The second approach provides a better guarantee of error control, while the first approach is more intuitive - but I'd imagine that both should be fairly similar in your case where there (hopefully) should be strong correlations between oligos targeting the same gene. It's probably wise to check that each knockdown was successful, otherwise your intersection would be empty if any oligo had no DE genes.

Thank you for your detailed reply. I like your suggestion with the intersection union test, since that still produces a p-value for every gene.
To test whether the mean effect across all oligos for a single gene is significant, would the following contrast for the Gene1 be correct?: c(0, 1/3, 1/3, 1/3, 0, 0, 0, ...)?

Yes, that looks right.

Just implemented the intersection union test. In some cases this gives rise to a p-value distribution heavily skewed towards 1.0 (similar to the scenario D here: http://varianceexplained.org/statistics/interpreting-pvalue-histogram/). Any idea of why this happens?

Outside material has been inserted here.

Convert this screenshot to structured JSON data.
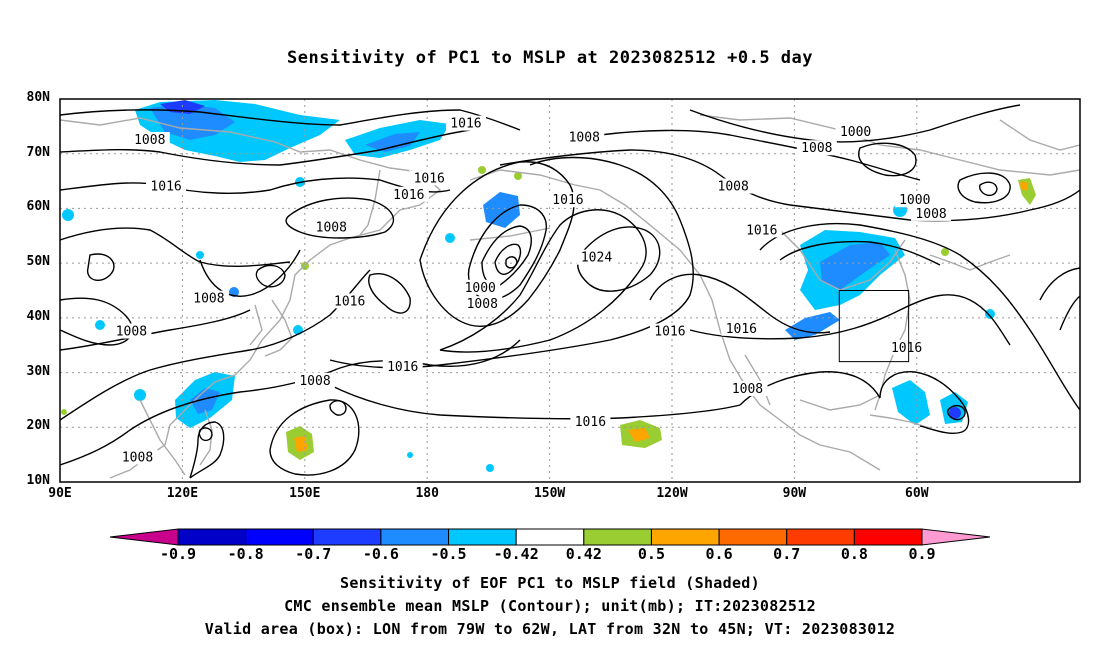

The skew towards 1 is expected and is because the IUT is very conservative. This is necessary to deal with various factors, e.g., correlations between p-values for the individual pairwise comparisons, type II error rates for those comparisons where the individual null hypothesis is false (but the union null across comparisons is still true). More generally, intersection operations are conservative, so the p-value skew just reflects that.

In that case, what would an appropriate FDR correction procedure be? In my understanding, most methods assume a  uniform distribution of p-values towards 1.0, which is not the case here.